Соловки — своеобразная Голгофа-Секирка, в основании которой лежит скелет ветхого человека, от которого всеми силами хотели избавиться и штыками произвести новую святость. Артём слышал, как отец Зиновий сказал новом у начальнику лагеря Ногтеву: «Вам мало было предать — вы захотели заново убить Христа. Ведь солдат, который ткнул его под бок копьём — святой. И Красная армия — она тоже, как поглядеть, желает быть святой».
Воронка этой обители, как и эксперимент по улучшению человеческой породы булгаковского профессора Преображенского обречён. Все лучшие качества Артёма, которые он в начале книги демонстрировал в достатке, стираются, он сам становится будто стёртым, обезличенным, подсознательно ищущим избавления в смерти. В романе есть эпизод, когда Артём мастурбирует: «Никакого мира не зародилось — в свете соловецкой ночи виднелись белые капли на траве. Растёр их ногой». Так растёрли и его в кругах этого эксперимента, раздавили, как ягоды в руке.
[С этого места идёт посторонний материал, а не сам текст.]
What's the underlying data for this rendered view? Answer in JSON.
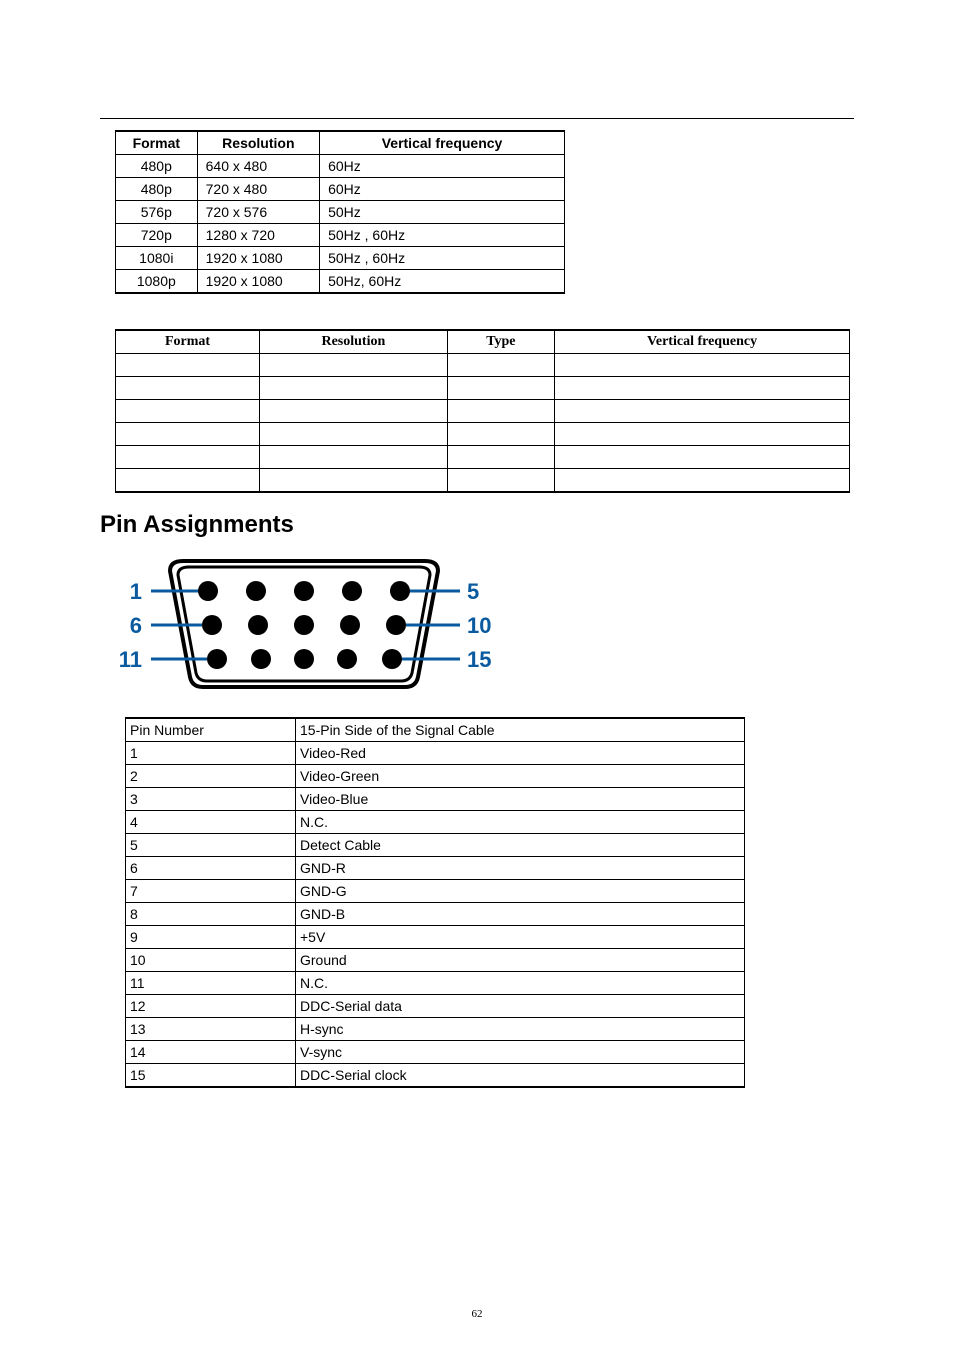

Но опять же, не надо думать, что всё так однозначно и становится на позиции простых решений, которые всегда будут грешить неполнотой. Не надо забывать, что Соловки — это соединение несоединимого, странное место. Об это ещё раз напоминает сам автор в финале повествования: «Потом будут говорить, что здесь был ад. А здесь была жизнь. Смерть — это тоже вполне себе жизнь: надо дожить до этой мысли, её с разбегу не поймёшь. Что до ада — то он всего лишь одна из форм жизни, ничего страшного». Это знание вполне может сделать так, что круги воронки, ведущие к смерти, изменят свой вектор. Нужно спуститься в свой личный ад, где сокрыта твоя «чёрная обезьяна», чтобы преодолеть отчаяние и начать путь к спасению: «Человек тёмен и страшен, но мир человечен и тёпел». Этой фразой завершается книга Захара Прилепина.